West-Berlin. Ein Gutachten zur Bevölkerungsstruktur in Kreuzberg 36 nach der öffentlich geförderten Sanierung legte die Stadterneuerungsgesellschaft STERN gestern im Rahmen einer Fachkonferenz im ICC vor. Das Fazit: Durch die behutsame Stadterneuerung sei die Bevölkerungsstruktur in SO36 weitgehend erhalten worden. 80 Prozent der Bewohner von modernisierten Häusern kommen aus SO36. Das liegt nach Einschätzung der STERN daran, daß die Mieten mit fünf Mark pro Quadratmeter im Durchschnitt unter den in Berlin üblichen Mieten für modernisierte Wohnungen liegen. Denn der größte Teil der Bewohner hat ein geringes Einkommen, überdurchschnittlich viele der Mieter, die schon vor der Sanierung in den Häusern wohnten, sind Arbeitslose und Sozialhilfeempfänger, aber auch ausländische Arbeitnehmer, die gut die Hälfte der sanierten Wohnungen belegen.

Anders sieht es in den Wohnungen aus, in die erst nach der Modernisierung neue Mieter eingezogen sind. Dort wohnt ein überdurchschnittlich hoher Anteil von Studenten. Daß zeige, so die STERN, daß weiterhin bestimmte Gruppen große Schwierigkeiten haben, Wohnungen zu bekommen, beispielsweise Punks oder Jugendliche ohne Arbeit und Ausbildungsplatz. Ausschlaggebend dafür sei offenbar nicht die Zahlungsfähigkeit der Wohnungsbewerber, sondern das Auftreten.

Hintergrund des Gutachtens ist die oft geäußerte Kritik an der behutsamen Stadterneuerung, daß die alteingesessenen Mieter vertreibe.

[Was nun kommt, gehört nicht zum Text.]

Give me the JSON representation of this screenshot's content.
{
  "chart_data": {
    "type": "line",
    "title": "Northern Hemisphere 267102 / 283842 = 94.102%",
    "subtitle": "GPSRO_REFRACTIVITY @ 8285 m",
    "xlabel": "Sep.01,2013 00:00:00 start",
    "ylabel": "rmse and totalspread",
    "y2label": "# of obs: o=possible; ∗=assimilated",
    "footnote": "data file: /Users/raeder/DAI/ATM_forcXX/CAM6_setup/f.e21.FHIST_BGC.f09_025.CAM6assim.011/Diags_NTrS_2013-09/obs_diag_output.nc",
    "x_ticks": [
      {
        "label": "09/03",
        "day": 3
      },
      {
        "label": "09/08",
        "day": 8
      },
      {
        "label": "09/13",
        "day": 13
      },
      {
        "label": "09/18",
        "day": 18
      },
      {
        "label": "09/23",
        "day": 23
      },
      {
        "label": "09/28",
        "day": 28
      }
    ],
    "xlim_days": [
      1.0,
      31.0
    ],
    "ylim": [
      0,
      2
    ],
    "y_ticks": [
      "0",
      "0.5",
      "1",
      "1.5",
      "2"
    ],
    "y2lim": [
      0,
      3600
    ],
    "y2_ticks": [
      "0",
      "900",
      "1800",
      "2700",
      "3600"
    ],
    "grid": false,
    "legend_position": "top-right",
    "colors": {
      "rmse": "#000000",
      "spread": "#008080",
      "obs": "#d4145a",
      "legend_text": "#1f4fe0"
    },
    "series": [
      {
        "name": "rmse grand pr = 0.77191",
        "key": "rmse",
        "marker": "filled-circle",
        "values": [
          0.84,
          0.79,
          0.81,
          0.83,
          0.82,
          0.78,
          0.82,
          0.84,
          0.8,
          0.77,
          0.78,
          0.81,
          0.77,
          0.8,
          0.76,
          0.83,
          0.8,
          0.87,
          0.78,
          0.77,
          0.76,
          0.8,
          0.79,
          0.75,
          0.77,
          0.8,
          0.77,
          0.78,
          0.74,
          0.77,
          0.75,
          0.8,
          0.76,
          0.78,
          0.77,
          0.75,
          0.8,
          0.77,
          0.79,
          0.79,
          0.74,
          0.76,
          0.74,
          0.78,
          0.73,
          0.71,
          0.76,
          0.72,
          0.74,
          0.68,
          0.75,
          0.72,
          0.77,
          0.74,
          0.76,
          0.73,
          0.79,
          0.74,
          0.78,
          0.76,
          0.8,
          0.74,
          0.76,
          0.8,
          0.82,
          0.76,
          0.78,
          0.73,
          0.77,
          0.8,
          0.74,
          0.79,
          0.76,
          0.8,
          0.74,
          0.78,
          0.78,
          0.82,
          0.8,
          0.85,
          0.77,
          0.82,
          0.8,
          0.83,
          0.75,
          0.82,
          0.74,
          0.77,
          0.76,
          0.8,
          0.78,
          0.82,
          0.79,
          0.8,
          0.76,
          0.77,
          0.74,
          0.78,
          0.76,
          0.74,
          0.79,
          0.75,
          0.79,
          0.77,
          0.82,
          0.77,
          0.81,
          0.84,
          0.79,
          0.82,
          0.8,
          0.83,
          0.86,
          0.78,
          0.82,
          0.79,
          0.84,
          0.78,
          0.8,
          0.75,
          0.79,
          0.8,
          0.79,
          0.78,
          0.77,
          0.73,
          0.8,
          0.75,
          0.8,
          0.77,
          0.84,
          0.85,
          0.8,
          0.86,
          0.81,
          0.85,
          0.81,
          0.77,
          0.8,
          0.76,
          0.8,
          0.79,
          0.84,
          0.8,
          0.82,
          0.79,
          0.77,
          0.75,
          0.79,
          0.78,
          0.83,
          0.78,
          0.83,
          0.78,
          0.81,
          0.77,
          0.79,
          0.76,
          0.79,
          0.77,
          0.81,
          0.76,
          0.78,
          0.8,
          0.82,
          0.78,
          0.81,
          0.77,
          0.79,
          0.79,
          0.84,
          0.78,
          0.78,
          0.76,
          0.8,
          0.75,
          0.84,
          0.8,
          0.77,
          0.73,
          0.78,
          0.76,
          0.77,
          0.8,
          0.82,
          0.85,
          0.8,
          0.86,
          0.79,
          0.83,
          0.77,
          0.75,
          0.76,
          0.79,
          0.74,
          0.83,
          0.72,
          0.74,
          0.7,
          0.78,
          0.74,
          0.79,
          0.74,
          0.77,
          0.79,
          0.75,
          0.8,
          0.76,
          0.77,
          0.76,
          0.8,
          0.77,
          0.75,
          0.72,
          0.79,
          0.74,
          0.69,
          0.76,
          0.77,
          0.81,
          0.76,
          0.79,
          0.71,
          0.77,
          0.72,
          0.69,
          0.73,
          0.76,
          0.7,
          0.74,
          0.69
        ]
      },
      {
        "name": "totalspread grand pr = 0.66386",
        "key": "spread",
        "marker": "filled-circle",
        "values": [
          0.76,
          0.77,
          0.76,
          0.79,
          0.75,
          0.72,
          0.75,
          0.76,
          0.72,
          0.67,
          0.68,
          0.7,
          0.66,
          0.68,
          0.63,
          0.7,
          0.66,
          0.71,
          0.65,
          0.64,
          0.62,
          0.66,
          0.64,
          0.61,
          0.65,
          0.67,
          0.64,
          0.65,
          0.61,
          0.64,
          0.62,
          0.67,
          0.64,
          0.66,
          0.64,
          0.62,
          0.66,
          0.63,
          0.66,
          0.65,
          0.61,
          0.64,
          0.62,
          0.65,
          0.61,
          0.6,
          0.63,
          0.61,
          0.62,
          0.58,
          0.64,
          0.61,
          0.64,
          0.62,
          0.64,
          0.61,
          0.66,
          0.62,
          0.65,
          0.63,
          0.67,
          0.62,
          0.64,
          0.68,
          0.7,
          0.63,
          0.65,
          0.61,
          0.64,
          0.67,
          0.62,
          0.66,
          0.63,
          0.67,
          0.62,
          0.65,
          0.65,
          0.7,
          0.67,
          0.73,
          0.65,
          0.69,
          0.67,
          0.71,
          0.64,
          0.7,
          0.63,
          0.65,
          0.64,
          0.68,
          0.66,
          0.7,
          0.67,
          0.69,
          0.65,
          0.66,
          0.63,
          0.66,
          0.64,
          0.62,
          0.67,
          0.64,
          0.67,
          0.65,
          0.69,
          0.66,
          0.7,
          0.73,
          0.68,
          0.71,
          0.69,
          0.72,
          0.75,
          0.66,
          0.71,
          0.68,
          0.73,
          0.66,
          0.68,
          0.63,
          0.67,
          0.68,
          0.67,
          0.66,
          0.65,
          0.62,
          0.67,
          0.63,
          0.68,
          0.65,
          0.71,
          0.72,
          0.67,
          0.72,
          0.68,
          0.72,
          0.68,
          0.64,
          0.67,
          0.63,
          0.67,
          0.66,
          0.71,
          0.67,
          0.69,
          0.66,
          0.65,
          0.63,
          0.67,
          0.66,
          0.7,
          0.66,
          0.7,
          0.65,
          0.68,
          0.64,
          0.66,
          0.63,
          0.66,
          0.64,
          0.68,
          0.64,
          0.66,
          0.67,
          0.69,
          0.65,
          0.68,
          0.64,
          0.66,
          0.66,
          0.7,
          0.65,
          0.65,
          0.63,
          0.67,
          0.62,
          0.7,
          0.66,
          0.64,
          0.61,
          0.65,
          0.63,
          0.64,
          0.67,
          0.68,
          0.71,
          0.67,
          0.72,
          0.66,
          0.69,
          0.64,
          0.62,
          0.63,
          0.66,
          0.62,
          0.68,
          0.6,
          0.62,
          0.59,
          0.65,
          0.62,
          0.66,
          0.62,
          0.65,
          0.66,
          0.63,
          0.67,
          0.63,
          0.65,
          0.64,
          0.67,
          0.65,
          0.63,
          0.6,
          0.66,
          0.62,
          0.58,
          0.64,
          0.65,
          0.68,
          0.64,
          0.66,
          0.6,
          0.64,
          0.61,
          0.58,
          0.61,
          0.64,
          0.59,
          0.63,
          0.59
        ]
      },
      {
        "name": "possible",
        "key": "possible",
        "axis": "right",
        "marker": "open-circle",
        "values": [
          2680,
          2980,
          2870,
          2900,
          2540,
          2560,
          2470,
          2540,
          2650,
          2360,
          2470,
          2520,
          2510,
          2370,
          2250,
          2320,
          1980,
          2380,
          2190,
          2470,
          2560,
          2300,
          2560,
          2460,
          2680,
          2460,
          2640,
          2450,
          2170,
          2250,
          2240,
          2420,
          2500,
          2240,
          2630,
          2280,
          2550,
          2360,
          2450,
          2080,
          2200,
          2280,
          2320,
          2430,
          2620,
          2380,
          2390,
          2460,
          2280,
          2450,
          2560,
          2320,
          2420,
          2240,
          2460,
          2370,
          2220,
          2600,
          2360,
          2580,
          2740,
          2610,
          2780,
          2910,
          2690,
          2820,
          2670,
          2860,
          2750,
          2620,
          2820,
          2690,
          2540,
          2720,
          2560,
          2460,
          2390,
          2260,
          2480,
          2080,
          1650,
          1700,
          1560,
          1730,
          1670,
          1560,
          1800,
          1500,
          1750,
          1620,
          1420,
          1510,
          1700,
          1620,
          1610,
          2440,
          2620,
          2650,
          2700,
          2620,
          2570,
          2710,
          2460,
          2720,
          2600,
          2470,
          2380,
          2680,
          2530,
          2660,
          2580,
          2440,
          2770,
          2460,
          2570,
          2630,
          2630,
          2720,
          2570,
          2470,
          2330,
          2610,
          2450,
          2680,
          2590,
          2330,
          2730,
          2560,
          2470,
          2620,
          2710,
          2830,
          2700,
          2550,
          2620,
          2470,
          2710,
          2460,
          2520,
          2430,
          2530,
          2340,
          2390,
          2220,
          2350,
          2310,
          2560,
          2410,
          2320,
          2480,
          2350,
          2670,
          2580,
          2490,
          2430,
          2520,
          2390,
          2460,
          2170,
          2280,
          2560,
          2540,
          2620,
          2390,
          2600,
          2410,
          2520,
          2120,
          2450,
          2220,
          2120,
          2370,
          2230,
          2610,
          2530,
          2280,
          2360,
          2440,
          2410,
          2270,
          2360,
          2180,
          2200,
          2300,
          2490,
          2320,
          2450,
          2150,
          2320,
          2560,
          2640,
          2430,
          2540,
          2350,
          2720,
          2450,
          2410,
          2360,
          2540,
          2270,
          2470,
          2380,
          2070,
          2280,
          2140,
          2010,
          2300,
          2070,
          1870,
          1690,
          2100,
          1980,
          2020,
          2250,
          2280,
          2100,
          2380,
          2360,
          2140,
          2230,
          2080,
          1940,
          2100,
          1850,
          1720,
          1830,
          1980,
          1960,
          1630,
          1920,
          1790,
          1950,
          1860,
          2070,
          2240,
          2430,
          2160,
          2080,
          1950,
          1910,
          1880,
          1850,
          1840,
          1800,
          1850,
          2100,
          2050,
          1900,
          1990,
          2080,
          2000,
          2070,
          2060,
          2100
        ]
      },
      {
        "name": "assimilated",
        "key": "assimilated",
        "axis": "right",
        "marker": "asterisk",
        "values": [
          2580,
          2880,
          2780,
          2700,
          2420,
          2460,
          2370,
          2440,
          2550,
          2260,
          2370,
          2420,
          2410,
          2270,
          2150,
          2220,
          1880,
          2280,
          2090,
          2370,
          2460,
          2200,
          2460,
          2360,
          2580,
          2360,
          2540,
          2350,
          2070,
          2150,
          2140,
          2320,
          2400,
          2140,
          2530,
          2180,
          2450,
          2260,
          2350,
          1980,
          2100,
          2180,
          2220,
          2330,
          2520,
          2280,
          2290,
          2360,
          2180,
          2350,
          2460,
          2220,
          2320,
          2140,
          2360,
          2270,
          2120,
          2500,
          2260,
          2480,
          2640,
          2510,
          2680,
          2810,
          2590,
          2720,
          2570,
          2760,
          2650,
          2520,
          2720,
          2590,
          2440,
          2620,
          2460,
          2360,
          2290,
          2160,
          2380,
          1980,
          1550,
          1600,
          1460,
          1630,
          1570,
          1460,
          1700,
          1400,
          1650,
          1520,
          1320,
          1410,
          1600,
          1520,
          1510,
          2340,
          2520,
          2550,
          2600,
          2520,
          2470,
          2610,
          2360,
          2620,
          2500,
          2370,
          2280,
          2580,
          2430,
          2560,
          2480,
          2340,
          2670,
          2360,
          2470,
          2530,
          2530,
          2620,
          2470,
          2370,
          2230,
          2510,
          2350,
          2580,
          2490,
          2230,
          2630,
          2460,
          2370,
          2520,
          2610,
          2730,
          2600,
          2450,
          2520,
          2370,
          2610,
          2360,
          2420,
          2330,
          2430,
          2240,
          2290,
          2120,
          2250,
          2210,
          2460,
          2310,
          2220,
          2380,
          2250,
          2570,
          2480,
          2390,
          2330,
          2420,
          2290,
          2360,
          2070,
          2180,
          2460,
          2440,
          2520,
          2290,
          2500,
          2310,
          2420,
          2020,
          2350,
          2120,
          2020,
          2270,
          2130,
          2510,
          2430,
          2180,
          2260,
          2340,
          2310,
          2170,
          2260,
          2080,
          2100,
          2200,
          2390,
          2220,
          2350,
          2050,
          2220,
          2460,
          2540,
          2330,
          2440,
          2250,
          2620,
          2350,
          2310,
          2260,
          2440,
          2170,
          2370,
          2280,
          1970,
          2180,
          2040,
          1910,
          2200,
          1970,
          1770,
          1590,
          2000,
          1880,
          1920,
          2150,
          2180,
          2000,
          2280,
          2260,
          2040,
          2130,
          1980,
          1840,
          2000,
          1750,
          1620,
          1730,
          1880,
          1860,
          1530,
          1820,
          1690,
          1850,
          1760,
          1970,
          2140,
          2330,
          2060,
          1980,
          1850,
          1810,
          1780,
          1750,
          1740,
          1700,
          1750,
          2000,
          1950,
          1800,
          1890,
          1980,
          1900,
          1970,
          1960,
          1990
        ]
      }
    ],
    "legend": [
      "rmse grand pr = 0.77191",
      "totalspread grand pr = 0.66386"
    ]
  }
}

Allerdings dürfte die öffentlich geförderte Stadterneuerung zumindest in SO36 durch die künftige Senatspolitik der Mittelstreichung und -umverteilung in andere Bezirke demnächst keine große Rolle mehr spielen. Kritik äußerte die STERN daran, daß das Sanierungsverfahren generell zu lange dauere. Zwischen Bewilligung und Abschluß der Bauarbeiten liegen bis zu sechs, im Schnitt drei bis vier Jahre. Bauarbeiten in der Wohnung dauerten oft zwei Jahre. Und später treten schon nach wenigen Jahren wieder gravierende Mängel auf, wie Schimmel und Feuchtigkeit.